The treasurers of Boston Children’s Theater, a non-profit organization, are being sued by two former employees seeking unpaid wages.
The theater treasurers filed a motion for summary judgment in superior court, claiming that the case should be dismissed based on the charitable immunity statute (M.G.L. c. 231, § 85W).
According to that statute, an uncompensated officer of a non-profit organization cannot be sued for “any acts or omissions related solely to the performance of his duties as an officer.”
However, the statute does not protect such an officer if his conduct is “intentionally designed to harm” someone.
A superior court judge denied the treasurers’ motion for summary judgment and the denial was upheld by the Appeals Court.
In its opinion, the Appeals Court states that the treasurers continually encouraged employees to keep work for the theater while the treasurers knew that funds were unavailable to pay wages.
Additionally, the theater, which was ultimately forced into bankruptcy, continued to pay third party vendors while employee wages were in arrears.
The Appeals Court concluded that, based on these alleged facts, a jury or a judge could find that the officers’ behavior was “intentionally designed to harm” the employees.
[The executives] claim that merely allowing or encouraging employees to continue working without pay does not show an intent to harm, the Supreme Judicial Court upheld denial of summary judgment on very similar facts in Lynch v.

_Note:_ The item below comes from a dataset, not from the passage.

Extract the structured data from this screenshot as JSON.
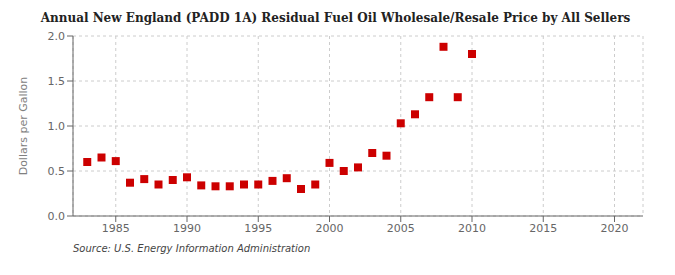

Crawford, 483 Mass. 631 (2019). In Lynch, former employees of a financially struggling nonprofit organization brought Wage Act claims against the former president. 483 Mass. at 632. The president had personally promised employees that they would be paid, while he was aware that the organization would not make payroll and chose to direct funds to outside vendors instead of to employees. Id. at 642. The Court held that those actions constituted “an intentional design to harm employees by failing to pay them the wages they were due.”
Accordingly,
The evidence in the summary judgment record, viewed in the light most favorable to the plaintiffs and drawing all reasonable inferences in their favor, presents a triable question of fact whether the defendants, as treasurers and president of BCT, “acted with an intentional design to harm employees by failing to pay them the wages they were due.”